Nevertheless, some financial advisers aren't impressed.

"I'm not sure that it isn't anything more than a marketing gimmick," said Lewis Altfest, president of L.J. Altfest & Co. Inc., a New York firm with about $340 million under management.

Ultrashort-bond funds are already available to retail investors, he said. While it's true that enhanced-cash funds fill a space between money market and ultrashort-bond funds, it hasn't been proven that such a space needs to be filled, Mr. Altfest said.

It's an attitude that has prevented some money managers from coming out with retail versions of their enhanced-cash funds.

For example, the $387 million Evergreen Enhanced Income Fund, launched in July by Evergreen Investment Management Co. LLC in Boston, is available only to institutional investors, and the company has no plans to go retail with it.

"We're just not seeing the demand," said Dan Flaherty, an Evergreen spokesman.

One explanation is that many investors view enhanced-cash funds as a replacement for money funds - rather than a vehicle to complement them. When investors take that stance, money funds almost always win over enhanced-cash funds.

"I wouldn't have the same comfort level we do now with money funds," said J. Michael Martin, president of Financial Advantage Inc. in Columbia, Md., which manages $185 million. "It's just not as safe."

But enhanced-cash funds are really a separate asset class, Mr. Ledford said. They generate higher yields than money funds but at the same time are less volatile than short-term-bond funds, he said.
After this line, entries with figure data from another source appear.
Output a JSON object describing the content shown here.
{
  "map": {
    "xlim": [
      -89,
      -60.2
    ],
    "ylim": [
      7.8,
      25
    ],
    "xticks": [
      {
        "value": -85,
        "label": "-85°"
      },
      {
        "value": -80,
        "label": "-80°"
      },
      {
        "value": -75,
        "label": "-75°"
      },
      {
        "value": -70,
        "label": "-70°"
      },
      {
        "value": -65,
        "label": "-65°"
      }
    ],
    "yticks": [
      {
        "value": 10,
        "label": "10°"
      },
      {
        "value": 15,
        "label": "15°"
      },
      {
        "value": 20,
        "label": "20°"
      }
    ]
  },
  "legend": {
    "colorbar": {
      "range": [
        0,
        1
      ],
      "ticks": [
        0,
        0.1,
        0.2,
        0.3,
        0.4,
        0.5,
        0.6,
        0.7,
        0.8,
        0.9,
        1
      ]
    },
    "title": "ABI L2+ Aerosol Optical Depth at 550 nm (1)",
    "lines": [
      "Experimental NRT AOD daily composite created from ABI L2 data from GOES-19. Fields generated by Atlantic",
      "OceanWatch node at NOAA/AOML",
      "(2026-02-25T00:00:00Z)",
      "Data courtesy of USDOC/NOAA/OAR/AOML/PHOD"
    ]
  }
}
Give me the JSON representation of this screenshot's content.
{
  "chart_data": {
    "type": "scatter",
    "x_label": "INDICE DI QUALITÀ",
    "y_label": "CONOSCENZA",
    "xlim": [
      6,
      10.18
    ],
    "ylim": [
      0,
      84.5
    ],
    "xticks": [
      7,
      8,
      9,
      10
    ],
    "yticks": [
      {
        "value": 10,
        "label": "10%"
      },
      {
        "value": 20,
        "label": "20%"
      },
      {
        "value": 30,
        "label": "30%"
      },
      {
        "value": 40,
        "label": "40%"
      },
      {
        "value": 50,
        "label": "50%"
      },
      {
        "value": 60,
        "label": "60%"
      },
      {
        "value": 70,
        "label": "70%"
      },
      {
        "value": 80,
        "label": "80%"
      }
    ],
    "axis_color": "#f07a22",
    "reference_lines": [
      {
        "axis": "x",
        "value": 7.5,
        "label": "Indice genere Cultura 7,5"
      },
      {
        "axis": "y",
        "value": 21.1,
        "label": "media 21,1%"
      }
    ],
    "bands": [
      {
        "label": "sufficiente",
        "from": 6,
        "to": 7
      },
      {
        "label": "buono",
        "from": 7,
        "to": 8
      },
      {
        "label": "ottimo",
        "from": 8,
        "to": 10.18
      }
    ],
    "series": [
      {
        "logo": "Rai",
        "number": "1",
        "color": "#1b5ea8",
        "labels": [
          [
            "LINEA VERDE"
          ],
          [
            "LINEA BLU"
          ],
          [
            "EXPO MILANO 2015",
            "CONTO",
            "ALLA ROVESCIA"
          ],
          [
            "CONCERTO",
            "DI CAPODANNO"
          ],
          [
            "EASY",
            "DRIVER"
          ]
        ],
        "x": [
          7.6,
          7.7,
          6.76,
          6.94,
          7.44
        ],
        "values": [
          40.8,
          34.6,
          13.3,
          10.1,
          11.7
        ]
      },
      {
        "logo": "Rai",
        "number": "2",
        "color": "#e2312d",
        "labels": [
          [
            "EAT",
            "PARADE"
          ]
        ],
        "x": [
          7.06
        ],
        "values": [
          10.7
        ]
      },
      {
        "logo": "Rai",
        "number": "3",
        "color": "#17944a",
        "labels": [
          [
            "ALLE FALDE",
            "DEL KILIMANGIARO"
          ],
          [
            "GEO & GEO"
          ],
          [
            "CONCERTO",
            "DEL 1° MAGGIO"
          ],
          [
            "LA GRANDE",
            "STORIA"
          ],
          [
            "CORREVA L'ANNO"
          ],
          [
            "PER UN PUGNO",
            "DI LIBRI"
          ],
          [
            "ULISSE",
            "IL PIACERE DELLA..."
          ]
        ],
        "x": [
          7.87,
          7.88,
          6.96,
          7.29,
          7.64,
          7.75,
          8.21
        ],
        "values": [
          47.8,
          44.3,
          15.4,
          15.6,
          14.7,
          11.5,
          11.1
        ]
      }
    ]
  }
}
"You're starting to see more retail interest in enhanced-cash funds," Mr. Ledford added. "It's not just institutional anymore."

There are other problems with enhanced-cash funds, however, said one fund executive whose firm offers an enhanced-cash strategy via a private-placement vehicle.

SEC scrutiny an issue

Implementing an enhanced-cash strategy in a mutual fund invites scrutiny from the Securities and Exchange Commission, which has taken a dim view of retail funds that promise a stable value, said the executive, who spoke on the condition of anonymity.

Enhanced-cash funds try to maintain a stable income by striving for an net asset value of $1 per share.

While Reserve Management has proven that that won't be an obstacle to bringing the funds out via mutual funds, fund companies need to be careful not to promise to maintain a NAV of $1 per share, and to state clearly that the fund is not a money fund, Mr. Crane said.